El mundo patas arriba

Curso básico de injusticia 1

La publicidad manda consumir y la economía lo prohíbe. Las órdenes de consumo, obligatorias para todos pero imposibles para la mayoría, se traducen en invitaciones al delito. Las páginas policiales de los diarios enseñan más sobre las contradicciones de nuestro tiempo que las pági­nas de información política y economía.

Este mundo, que ofrece el banquete a todos y cierra la puerta en las narices de tantos es, al mis­mo tiempo, igualador y desigual: igualador en las ideas y en las costumbres que impone, y de­sigual en las oportunidades que brinda.

 

Curso básico de injusticia 2

No se puede reducir a cifras la igualación cul­tural impuesta por los moldes de la sociedad de consumo. La desigualdad económica, en cambio, tiene quien la mida. La confiesa el Banco Mun­dial, que tanto hace por ella, y la confirman los diversos organismos de las Naciones Unidas. Nunca ha sido menos democrática la economía mundial, nunca ha sido el mundo tan escandalo­samente injusto. En 1960, el veinte por ciento de la humanidad, el más rico, tenía treinta veces más que el veinte por ciento más pobre. En 1990, la diferencia era de sesenta veces. Desde enton­ces, se ha seguido abriendo la tijera: en el año 2000, la diferencia era de noventa veces.

 

Curso básico de injusticia 3

En los extremos de los extremos, entre los ricos riquísimos, que aparecen en las páginas pornofi­nancieras de las revistas Forbes y Fortune, y los pobres pobrísimos, que aparecen en las calles y en los campos, el abismo resulta mucho más hondo. Una mujer embarazada corre cien veces más riesgo de muerte en África que en Europa. El valor de los productos para mascotas anima­les que se venden, cada año, en los Estados Uni­dos, es cuatro veces mayor que toda la produc­ción de Etiopía. Las ventas de sólo dos gigantes,

General Motors y Ford, superan largamente el valor de la producción de toda África negra. Según el Programa de las Naciones Unidas pa­ra el Desarrollo, diez personas, los opulentos más opulentos del planeta, tienen una riqueza equivalente al valor de la producción total de cincuenta países, y cuatrocientos cuarenta y siete multimillonarios suman una fortuna mayor que el ingreso anual de la mitad de la humanidad.

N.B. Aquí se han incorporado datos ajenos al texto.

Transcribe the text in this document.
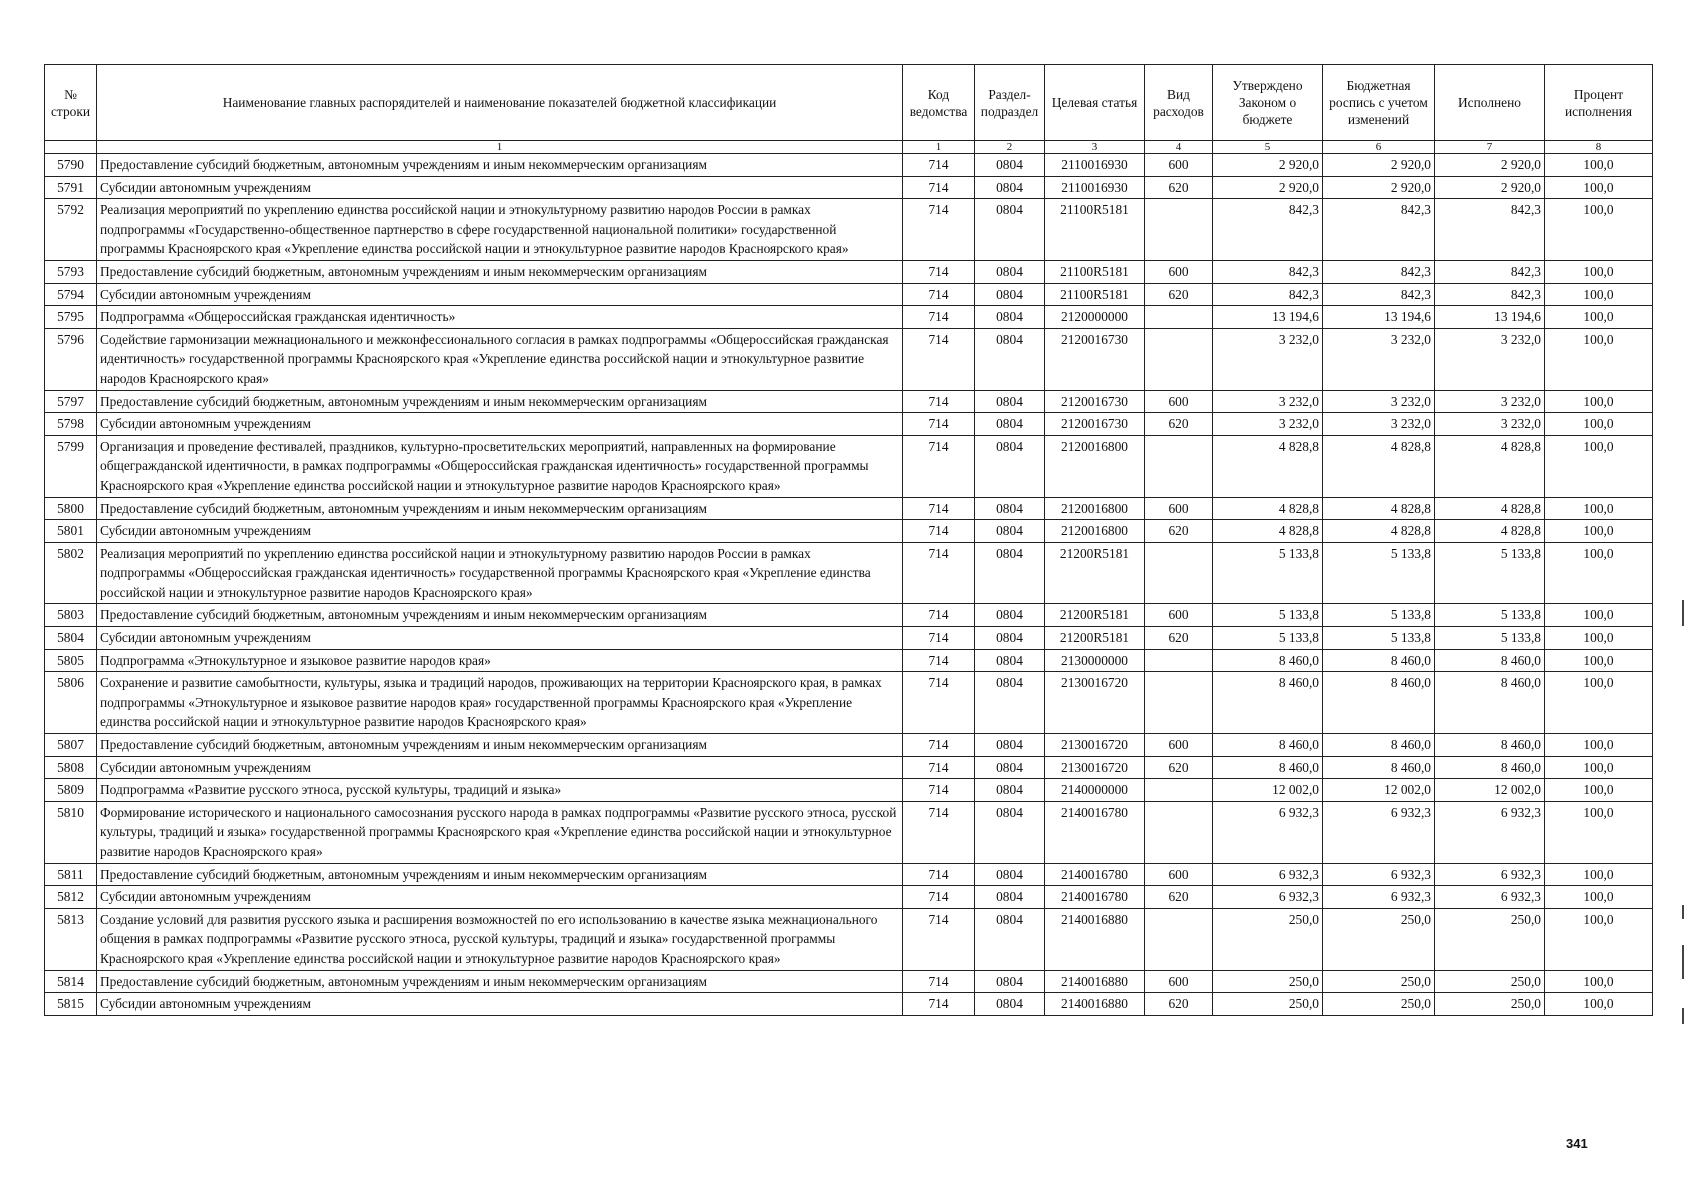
№ строки	Наименование главных распорядителей и наименование показателей бюджетной классификации	Код ведомства	Раздел-подраздел	Целевая статья	Вид расходов	Утверждено Законом о бюджете	Бюджетная роспись с учетом изменений	Исполнено	Процент исполнения
	1	1	2	3	4	5	6	7	8
5790	Предоставление субсидий бюджетным, автономным учреждениям и иным некоммерческим организациям	714	0804	2110016930	600	2 920,0	2 920,0	2 920,0	100,0
5791	Субсидии автономным учреждениям	714	0804	2110016930	620	2 920,0	2 920,0	2 920,0	100,0
5792	Реализация мероприятий по укреплению единства российской нации и этнокультурному развитию народов России в рамках подпрограммы «Государственно-общественное партнерство в сфере государственной национальной политики» государственной программы Красноярского края «Укрепление единства российской нации и этнокультурное развитие народов Красноярского края»	714	0804	21100R5181		842,3	842,3	842,3	100,0
5793	Предоставление субсидий бюджетным, автономным учреждениям и иным некоммерческим организациям	714	0804	21100R5181	600	842,3	842,3	842,3	100,0
5794	Субсидии автономным учреждениям	714	0804	21100R5181	620	842,3	842,3	842,3	100,0
5795	Подпрограмма «Общероссийская гражданская идентичность»	714	0804	2120000000		13 194,6	13 194,6	13 194,6	100,0
5796	Содействие гармонизации межнационального и межконфессионального согласия в рамках подпрограммы «Общероссийская гражданская идентичность» государственной программы Красноярского края «Укрепление единства российской нации и этнокультурное развитие народов Красноярского края»	714	0804	2120016730		3 232,0	3 232,0	3 232,0	100,0
5797	Предоставление субсидий бюджетным, автономным учреждениям и иным некоммерческим организациям	714	0804	2120016730	600	3 232,0	3 232,0	3 232,0	100,0
5798	Субсидии автономным учреждениям	714	0804	2120016730	620	3 232,0	3 232,0	3 232,0	100,0
5799	Организация и проведение фестивалей, праздников, культурно-просветительских мероприятий, направленных на формирование общегражданской идентичности, в рамках подпрограммы «Общероссийская гражданская идентичность» государственной программы Красноярского края «Укрепление единства российской нации и этнокультурное развитие народов Красноярского края»	714	0804	2120016800		4 828,8	4 828,8	4 828,8	100,0
5800	Предоставление субсидий бюджетным, автономным учреждениям и иным некоммерческим организациям	714	0804	2120016800	600	4 828,8	4 828,8	4 828,8	100,0
5801	Субсидии автономным учреждениям	714	0804	2120016800	620	4 828,8	4 828,8	4 828,8	100,0
5802	Реализация мероприятий по укреплению единства российской нации и этнокультурному развитию народов России в рамках подпрограммы «Общероссийская гражданская идентичность» государственной программы Красноярского края «Укрепление единства российской нации и этнокультурное развитие народов Красноярского края»	714	0804	21200R5181		5 133,8	5 133,8	5 133,8	100,0
5803	Предоставление субсидий бюджетным, автономным учреждениям и иным некоммерческим организациям	714	0804	21200R5181	600	5 133,8	5 133,8	5 133,8	100,0
5804	Субсидии автономным учреждениям	714	0804	21200R5181	620	5 133,8	5 133,8	5 133,8	100,0
5805	Подпрограмма «Этнокультурное и языковое развитие народов края»	714	0804	2130000000		8 460,0	8 460,0	8 460,0	100,0
5806	Сохранение и развитие самобытности, культуры, языка и традиций народов, проживающих на территории Красноярского края, в рамках подпрограммы «Этнокультурное и языковое развитие народов края» государственной программы Красноярского края «Укрепление единства российской нации и этнокультурное развитие народов Красноярского края»	714	0804	2130016720		8 460,0	8 460,0	8 460,0	100,0
5807	Предоставление субсидий бюджетным, автономным учреждениям и иным некоммерческим организациям	714	0804	2130016720	600	8 460,0	8 460,0	8 460,0	100,0
5808	Субсидии автономным учреждениям	714	0804	2130016720	620	8 460,0	8 460,0	8 460,0	100,0
5809	Подпрограмма «Развитие русского этноса, русской культуры, традиций и языка»	714	0804	2140000000		12 002,0	12 002,0	12 002,0	100,0
5810	Формирование исторического и национального самосознания русского народа в рамках подпрограммы «Развитие русского этноса, русской культуры, традиций и языка» государственной программы Красноярского края «Укрепление единства российской нации и этнокультурное развитие народов Красноярского края»	714	0804	2140016780		6 932,3	6 932,3	6 932,3	100,0
5811	Предоставление субсидий бюджетным, автономным учреждениям и иным некоммерческим организациям	714	0804	2140016780	600	6 932,3	6 932,3	6 932,3	100,0
5812	Субсидии автономным учреждениям	714	0804	2140016780	620	6 932,3	6 932,3	6 932,3	100,0
5813	Создание условий для развития русского языка и расширения возможностей по его использованию в качестве языка межнационального общения в рамках подпрограммы «Развитие русского этноса, русской культуры, традиций и языка» государственной программы Красноярского края «Укрепление единства российской нации и этнокультурное развитие народов Красноярского края»	714	0804	2140016880		250,0	250,0	250,0	100,0
5814	Предоставление субсидий бюджетным, автономным учреждениям и иным некоммерческим организациям	714	0804	2140016880	600	250,0	250,0	250,0	100,0
5815	Субсидии автономным учреждениям	714	0804	2140016880	620	250,0	250,0	250,0	100,0
341
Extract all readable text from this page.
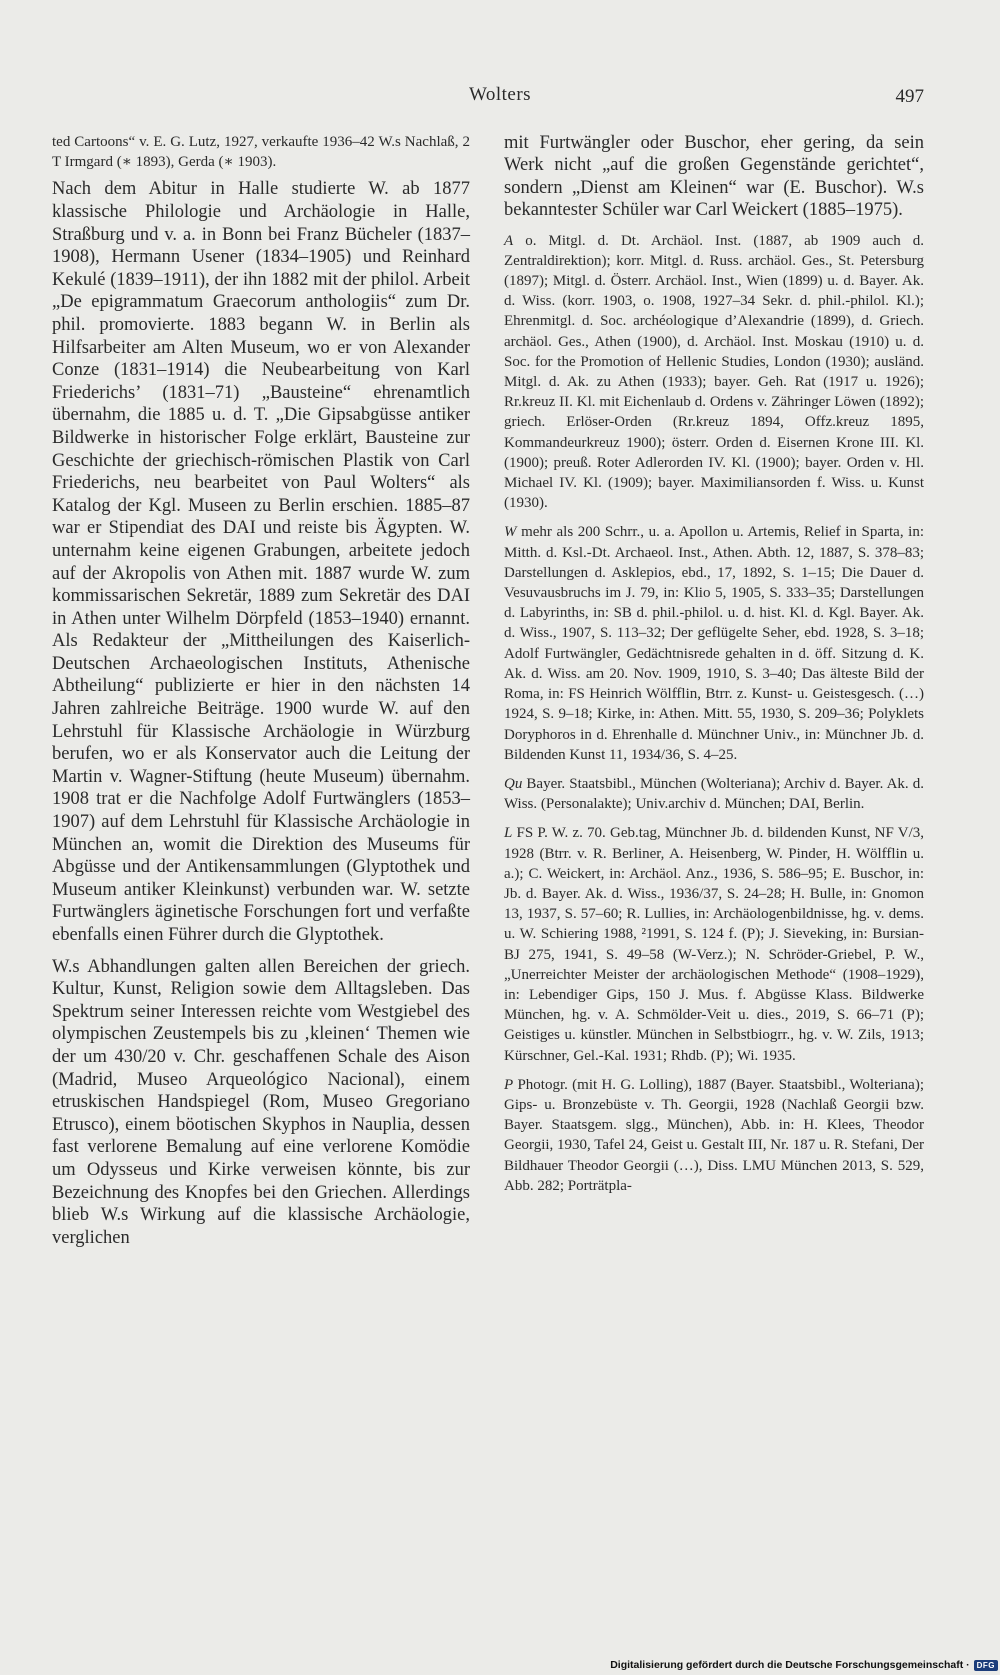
Wolters	497

ted Cartoons“ v. E. G. Lutz, 1927, verkaufte 1936–42 W.s Nachlaß, 2 T Irmgard (∗ 1893), Gerda (∗ 1903).

Nach dem Abitur in Halle studierte W. ab 1877 klassische Philologie und Archäologie in Halle, Straßburg und v. a. in Bonn bei Franz Bücheler (1837–1908), Hermann Usener (1834–1905) und Reinhard Kekulé (1839–1911), der ihn 1882 mit der philol. Arbeit „De epigrammatum Graecorum anthologiis“ zum Dr. phil. promovierte. 1883 begann W. in Berlin als Hilfsarbeiter am Alten Museum, wo er von Alexander Conze (1831–1914) die Neubearbeitung von Karl Friederichs’ (1831–71) „Bausteine“ ehrenamtlich übernahm, die 1885 u. d. T. „Die Gipsabgüsse antiker Bildwerke in historischer Folge erklärt, Bausteine zur Geschichte der griechisch-römischen Plastik von Carl Friederichs, neu bearbeitet von Paul Wolters“ als Katalog der Kgl. Museen zu Berlin erschien. 1885–87 war er Stipendiat des DAI und reiste bis Ägypten. W. unternahm keine eigenen Grabungen, arbeitete jedoch auf der Akropolis von Athen mit. 1887 wurde W. zum kommissarischen Sekretär, 1889 zum Sekretär des DAI in Athen unter Wilhelm Dörpfeld (1853–1940) ernannt. Als Redakteur der „Mittheilungen des Kaiserlich-Deutschen Archaeologischen Instituts, Athenische Abtheilung“ publizierte er hier in den nächsten 14 Jahren zahlreiche Beiträge. 1900 wurde W. auf den Lehrstuhl für Klassische Archäologie in Würzburg berufen, wo er als Konservator auch die Leitung der Martin v. Wagner-Stiftung (heute Museum) übernahm. 1908 trat er die Nachfolge Adolf Furtwänglers (1853–1907) auf dem Lehrstuhl für Klassische Archäologie in München an, womit die Direktion des Museums für Abgüsse und der Antikensammlungen (Glyptothek und Museum antiker Kleinkunst) verbunden war. W. setzte Furtwänglers äginetische Forschungen fort und verfaßte ebenfalls einen Führer durch die Glyptothek.

W.s Abhandlungen galten allen Bereichen der griech. Kultur, Kunst, Religion sowie dem Alltagsleben. Das Spektrum seiner Interessen reichte vom Westgiebel des olympischen Zeustempels bis zu ‚kleinen‘ Themen wie der um 430/20 v. Chr. geschaffenen Schale des Aison (Madrid, Museo Arqueológico Nacional), einem etruskischen Handspiegel (Rom, Museo Gregoriano Etrusco), einem böotischen Skyphos in Nauplia, dessen fast verlorene Bemalung auf eine verlorene Komödie um Odysseus und Kirke verweisen könnte, bis zur Bezeichnung des Knopfes bei den Griechen. Allerdings blieb W.s Wirkung auf die klassische Archäologie, verglichen

mit Furtwängler oder Buschor, eher gering, da sein Werk nicht „auf die großen Gegenstände gerichtet“, sondern „Dienst am Kleinen“ war (E. Buschor). W.s bekanntester Schüler war Carl Weickert (1885–1975).

A o. Mitgl. d. Dt. Archäol. Inst. (1887, ab 1909 auch d. Zentraldirektion); korr. Mitgl. d. Russ. archäol. Ges., St. Petersburg (1897); Mitgl. d. Österr. Archäol. Inst., Wien (1899) u. d. Bayer. Ak. d. Wiss. (korr. 1903, o. 1908, 1927–34 Sekr. d. phil.-philol. Kl.); Ehrenmitgl. d. Soc. archéologique d’Alexandrie (1899), d. Griech. archäol. Ges., Athen (1900), d. Archäol. Inst. Moskau (1910) u. d. Soc. for the Promotion of Hellenic Studies, London (1930); ausländ. Mitgl. d. Ak. zu Athen (1933); bayer. Geh. Rat (1917 u. 1926); Rr.kreuz II. Kl. mit Eichenlaub d. Ordens v. Zähringer Löwen (1892); griech. Erlöser-Orden (Rr.kreuz 1894, Offz.kreuz 1895, Kommandeurkreuz 1900); österr. Orden d. Eisernen Krone III. Kl. (1900); preuß. Roter Adlerorden IV. Kl. (1900); bayer. Orden v. Hl. Michael IV. Kl. (1909); bayer. Maximiliansorden f. Wiss. u. Kunst (1930).

W mehr als 200 Schrr., u. a. Apollon u. Artemis, Relief in Sparta, in: Mitth. d. Ksl.-Dt. Archaeol. Inst., Athen. Abth. 12, 1887, S. 378–83; Darstellungen d. Asklepios, ebd., 17, 1892, S. 1–15; Die Dauer d. Vesuvausbruchs im J. 79, in: Klio 5, 1905, S. 333–35; Darstellungen d. Labyrinths, in: SB d. phil.-philol. u. d. hist. Kl. d. Kgl. Bayer. Ak. d. Wiss., 1907, S. 113–32; Der geflügelte Seher, ebd. 1928, S. 3–18; Adolf Furtwängler, Gedächtnisrede gehalten in d. öff. Sitzung d. K. Ak. d. Wiss. am 20. Nov. 1909, 1910, S. 3–40; Das älteste Bild der Roma, in: FS Heinrich Wölfflin, Btrr. z. Kunst- u. Geistesgesch. (…) 1924, S. 9–18; Kirke, in: Athen. Mitt. 55, 1930, S. 209–36; Polyklets Doryphoros in d. Ehrenhalle d. Münchner Univ., in: Münchner Jb. d. Bildenden Kunst 11, 1934/36, S. 4–25.

Qu Bayer. Staatsbibl., München (Wolteriana); Archiv d. Bayer. Ak. d. Wiss. (Personalakte); Univ.archiv d. München; DAI, Berlin.

L FS P. W. z. 70. Geb.tag, Münchner Jb. d. bildenden Kunst, NF V/3, 1928 (Btrr. v. R. Berliner, A. Heisenberg, W. Pinder, H. Wölfflin u. a.); C. Weickert, in: Archäol. Anz., 1936, S. 586–95; E. Buschor, in: Jb. d. Bayer. Ak. d. Wiss., 1936/37, S. 24–28; H. Bulle, in: Gnomon 13, 1937, S. 57–60; R. Lullies, in: Archäologenbildnisse, hg. v. dems. u. W. Schiering 1988, ²1991, S. 124 f. (P); J. Sieveking, in: Bursian-BJ 275, 1941, S. 49–58 (W-Verz.); N. Schröder-Griebel, P. W., „Unerreichter Meister der archäologischen Methode“ (1908–1929), in: Lebendiger Gips, 150 J. Mus. f. Abgüsse Klass. Bildwerke München, hg. v. A. Schmölder-Veit u. dies., 2019, S. 66–71 (P); Geistiges u. künstler. München in Selbstbiogrr., hg. v. W. Zils, 1913; Kürschner, Gel.-Kal. 1931; Rhdb. (P); Wi. 1935.

P Photogr. (mit H. G. Lolling), 1887 (Bayer. Staatsbibl., Wolteriana); Gips- u. Bronzebüste v. Th. Georgii, 1928 (Nachlaß Georgii bzw. Bayer. Staatsgem. slgg., München), Abb. in: H. Klees, Theodor Georgii, 1930, Tafel 24, Geist u. Gestalt III, Nr. 187 u. R. Stefani, Der Bildhauer Theodor Georgii (…), Diss. LMU München 2013, S. 529, Abb. 282; Porträtpla-

Digitalisierung gefördert durch die Deutsche Forschungsgemeinschaft · DFG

En el último medio siglo, la cantidad de ricos se ha duplicado en el mundo, pero la cantidad de pobres se ha triplicado, y mil seiscientos millones de personas están viviendo peor que hace quin­ce años.

Si las cosas siguen asi, en treinta años habrá cinco mil millones de pobres en el mundo, «y la desigualdad estallará, como una bomba de relo­jería, en la cara de las próximas generaciones».

 

Curso básico de injusticia 4

América Latina es la región más injusta del mundo. En ningún otro lugar se distribuyen de tan mala manera los panes y los peces; en ningún otro lugar es tan inmensa la distancia que separa a los pocos que tienen el derecho de mandar, de los muchos que tienen el deber de obedecer.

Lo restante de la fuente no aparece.